Pacific Science Center in grips of polar blast March 2-5

News and Information

With the extent of Arctic ice reaching record-breaking lows in recent seasons and Antarctic ice sheets losing dramatic, miles-wide pieces of ice, the world’s attention has been focused on changes underway at both ends of the Earth.

March 2 to 5, Pacific Science Center will host some of the nation’s top polar scientists –many right here at the UW — who will share the latest findings as well as their experiences working under what can be harsh, unforgiving conditions.

“Polar Science Weekend” is a partnership between Pacific Science Center, known in the region for its interactive exhibits and programs, and the UW’s Applied Physics Laboratory, a research unit with a $40 million-a-year program of basic and applied environmental science.

Appealing to all ages, but primarily aimed at families, teachers and students, the event will include hands-on discovery exhibits such as igloo building, snuggling into hooded cold-weather parkas and peeking into tents used in research camps stationed on the ice. Talks, films and posters will describe the widespread changes in the Arctic and Antarctica during the late 20th Century.  See http://psc.apl.washington.edu/psw/

In the first UW-Pacific Science Center partnership on this scale, the UW is providing much of the content and many of the components of the exhibit, according to Dick Moritz, principal oceanographer at the Applied Physics Laboratory. Thirty staff from the lab and faculty and students from UW’s atmospheric sciences, oceanography and Earth and space sciences have donated many hours designing and building exhibits and preparing talks.

 

“It’s an effort in translating our work for the general public,” Moritz explains. For other UW faculty and departments it may serve as another model for outreach and educational activities.

Funding agencies such as the National Science Foundation have increasingly emphasized that researchers expecting to receive funding must show how they will explain the broader impacts of what they learn to the public, Moritz says. Recent National Science Foundation-funded work involving the laboratory includes installing instruments in two miles of ocean at the North Pole and using a plane to hopscotch across ice floes collecting samples.

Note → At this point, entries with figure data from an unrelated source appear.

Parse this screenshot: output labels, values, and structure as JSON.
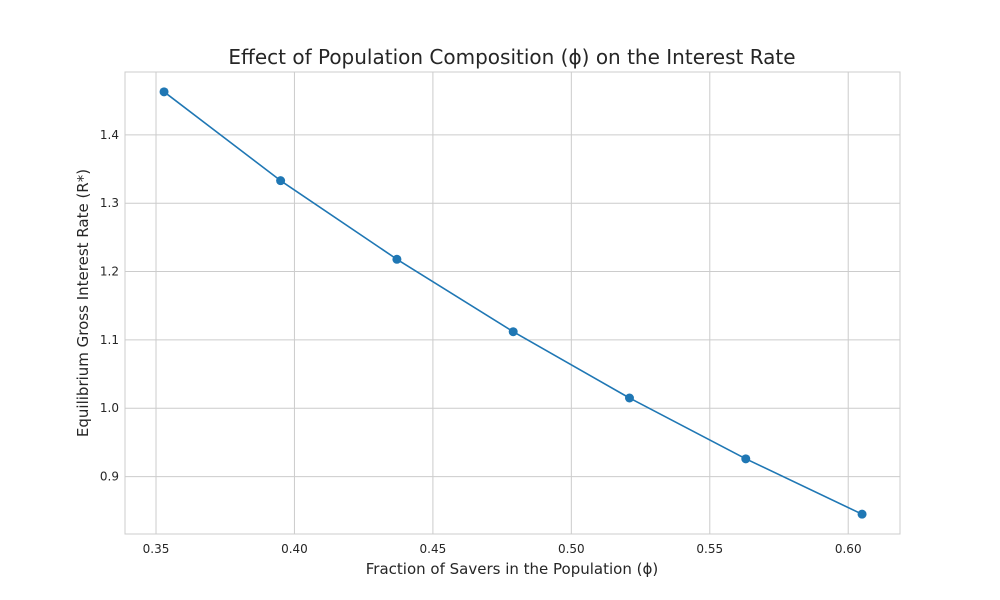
{
  "chart_data": {
    "type": "line",
    "title": "Effect of Population Composition (ϕ) on the Interest Rate",
    "xlabel": "Fraction of Savers in the Population (ϕ)",
    "ylabel": "Equilibrium Gross Interest Rate (R*)",
    "xlim": [
      0.3388,
      0.6187
    ],
    "ylim": [
      0.816,
      1.492
    ],
    "x_ticks": [
      0.35,
      0.4,
      0.45,
      0.5,
      0.55,
      0.6
    ],
    "y_ticks": [
      0.9,
      1.0,
      1.1,
      1.2,
      1.3,
      1.4
    ],
    "grid": true,
    "series": [
      {
        "color": "#1f77b4",
        "marker": "circle",
        "x": [
          0.3529,
          0.395,
          0.437,
          0.479,
          0.521,
          0.563,
          0.605
        ],
        "y": [
          1.463,
          1.333,
          1.218,
          1.112,
          1.015,
          0.926,
          0.845
        ]
      }
    ]
  }
}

Information about both is on the Polar Science Weekend program.

“The interest and flow of information are not all on one-side, however, because we get a fresh perspective on our work through discussions with people who are not specialists in our field,” Moritz says.

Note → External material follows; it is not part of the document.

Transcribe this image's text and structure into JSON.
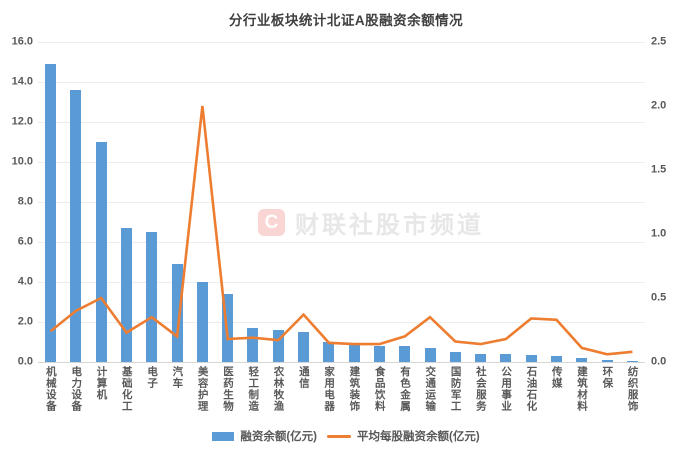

Also participating in the exhibits are scientists from the National Oceanic and Atmospheric Administration’s Pacific Marine Environmental Laboratory in Seattle and the non-profit institute Earth and Space Research of Seattle.

There will even be an iChat with New York Times reporter Andy Revkin, who has been in the field with UW researchers and written about them as part of his new children’s book The North Pole was Here: Puzzles and Perils at the Top of the World.

The four-day event fits with the Applied Physics Laboratory’s own initiatives for increased public outreach, according to Ellen Lettvin, assistant director and an oceanographer at the lab.

“We have several successful mentoring programs, scholarship programs and outreach programs offering both formal and informal science education to the Puget Sound community,” she says.